The second indictment against Sim is for engaging in a money laundering conspiracy between 2021 and early 2023 that raised money for North Korea’s ballistic missile and WMD programs. He is accused of laundering over USD24 million in funds, of which at least USD12 million was sourced from North Korean IT workers who used fake identities to get jobs at US-based companies that paid salaries in virtual currencies. //The US issued an advisory on the topic in mid-2022.
Sim was also charged by the US for purchasing approximately USD74 million of leaf tobacco between 2009 and 2019, which was used to generate an estimated USD700 million in revenue for North Korea.
//Sim’s three separate money laundering schemes shows that North Korean illicit actors – like other professionals – appear open to learning new skillsets. Sim went from buying leaf tobacco to working with over-the-counter (OTC) traders laundering stolen digital currencies to being at the receiving end of a network of North Korean-controlled digital wallets. A 2020 indictment involving Sim’s employer, the FTB, notes that the bank has approximately 300 employees working overseas, identifying branches of the bank in Austria, a number of cities in China, Kuwait, Libya, and two cities in Russia. Is Sim a typical overseas FTB employee, or an overachiever?
Sim’s leaf tobacco charges were announced alongside word that British American Tobacco (BAT) and its Singaporean subsidiary agreed to pay more than USD629 million in penalties for violating sanctions between 2007 and 2017 by pretending to spin off its North Korea sales business into a separate company, but in actuality using that company to secretly sell approximately USD415 million of tobacco products to the DPRK.
The DOJ noted it is “the largest settlement payment in the Department’s history,” while BAT stated that “its Full Year 2023 Group guidance is unaffected by this announcement.” //BAT’s 2022 pre-tax profits were approximately USD11.6 billion.
Pyongyang and Moscow “are strengthening mutual support and solidarity” in the face of “war and military threats from the outside” according to a senior North Korean diplomat.
Overland trade between China and the DPRK may resume in the next six months, as China Customs has reportedly started issuing passes to Chinese logistics companies experienced in trading with North Korea. Rumors of a potential reopening //Which means smuggling will be back in force resulted in the KPW-RMB exchange rate rising in some North Korean border towns.
Iran
The US government sanctioned the Islamic Revolutionary Guard Corps Intelligence Organization (IRGC-IO) and four of its senior officers for engaging in “hostage-taking or wrongful detention of US nationals in Iran.”
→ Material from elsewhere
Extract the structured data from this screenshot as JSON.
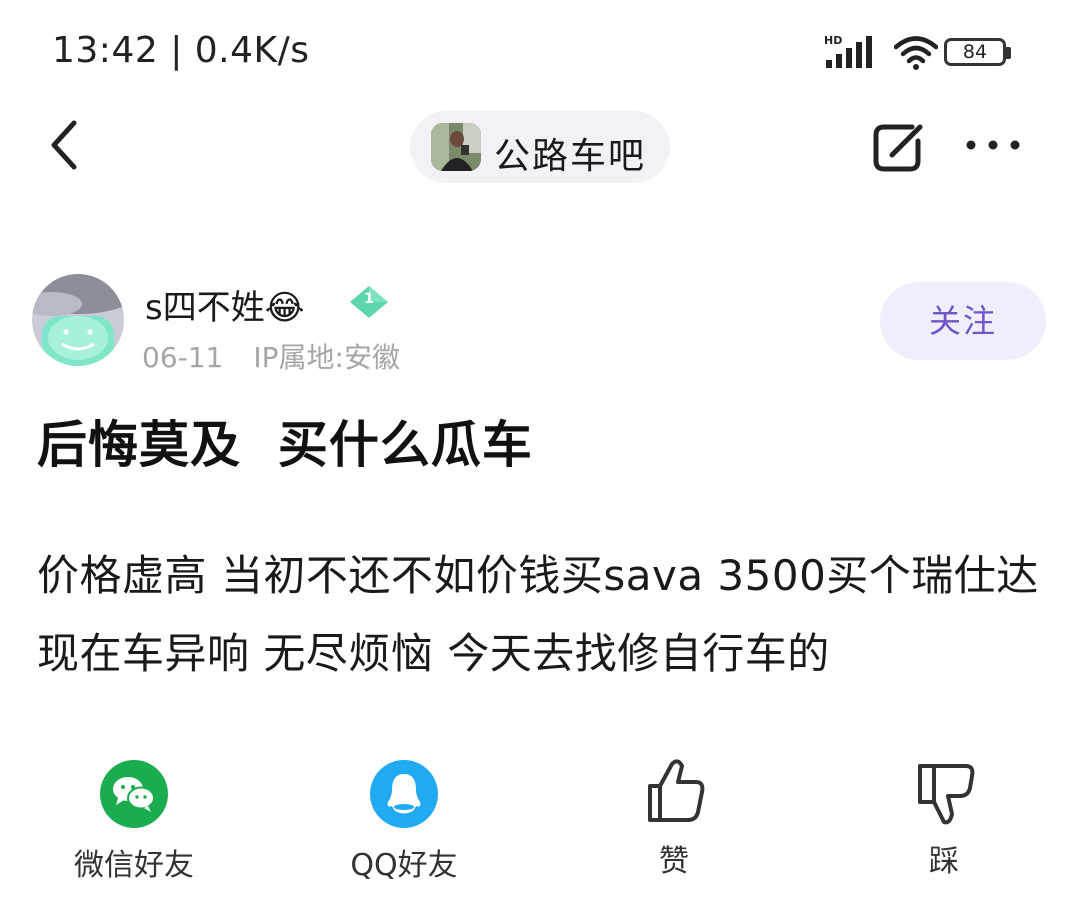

The Iranian navy seized a Marshall Islands-flagged oil tanker, owned by a China-registered company, in the Gulf of Oman. The US Navy states this is the fifth tanker “unlawfully” seized by Iran in the last two years. //Unclear if this is in retaliation for something else which has recently occurred. Will be curious to see if Beijing gets involved.
Iranian media reports that Tehran and Damascus are finalizing bilateral agreements between the two nations, which would “expand economic ties and facilitate banking and commercial transactions.” The agreements will likely be signed when Iran’s president visits Syria, possibly next week.
Iran’s ministry of foreign affairs sanctioned a number of individuals and entities from the European Union and the United Kingdom for interfering in Iran’s affairs.